Le problème de la mort, dans l’état « d’éveil », disparaît ? Vous n’avez jamais pensé à la mort, en état « d’éveil » ?

Je n’ai jamais pensé à la mort dans « l’éveil » pour une bonne raison, c’est que je n’y pense pas. Ce qui ne veut pas dire : le silence de la pensée. Le silence de la pensée et l’absence de la pensée sont des choses tout à fait différentes. On peut ne penser à rien avec une grande perfection, et il y aura autant de pensée dans cette soi-disant absence de pensée qu’en la pensée la plus intense. Il serait donc tout à fait vain de s’appliquer à faire taire sa pensée, à se vider, se laver l’esprit de toute pensée. « L’éveil » n’est pas une entreprise de vidange, ni de blanchissage. Je dis ça, parce que j’ai rencontré une personne qui passait ses jours et ses nuits à faire ça.

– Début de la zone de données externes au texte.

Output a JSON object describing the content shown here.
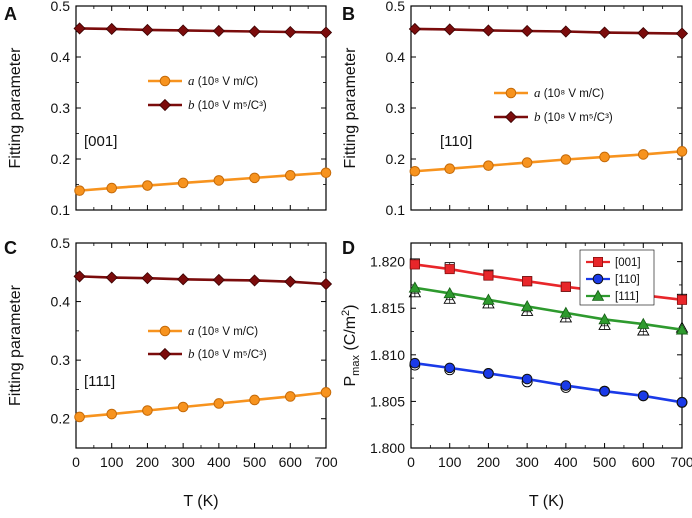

Je fais monter la flamme de « l’éveil », « l’éveil » fait monter sa flamme, et la pensée succombe, et c’est une chose énorme, et fantastique, que cette mort ! Mais « l’éveil » peut très bien laisser le rêve se déployer (le rêve dont il n’est pas dupe et qu’à tout moment il peut foudroyer) et persister. Alors l’être « éveillé » pourra penser à la mort. Une vérité sur la mort se présentera tout de suite : cette réalité est une hallucination, une pure pensée. Certainement cette position est, vis-à-vis de « l’éveil », la plus rigoureuse et la, plus fidèle sur la question de la mort. Maintenant, si j’accorde réalité à la mort, si j’accepte de me situer au niveau de la pensée qui voit dans la mort une réalité, je pourrai essayer de répondre à la question : qu’est-ce que la mort ? À la lueur de « l’éveil ».

Est-ce qu’il y a une conscience de soi qui s’éveille ?

Mais… cette « chose » est la conscience de soi, c’est la possession de soi, c’est le temps du soi.


[Stephen Jourdain, La vie à l’endroit, dans L’Homme et la Connaissance, Le Courrier du Livre, 1965.]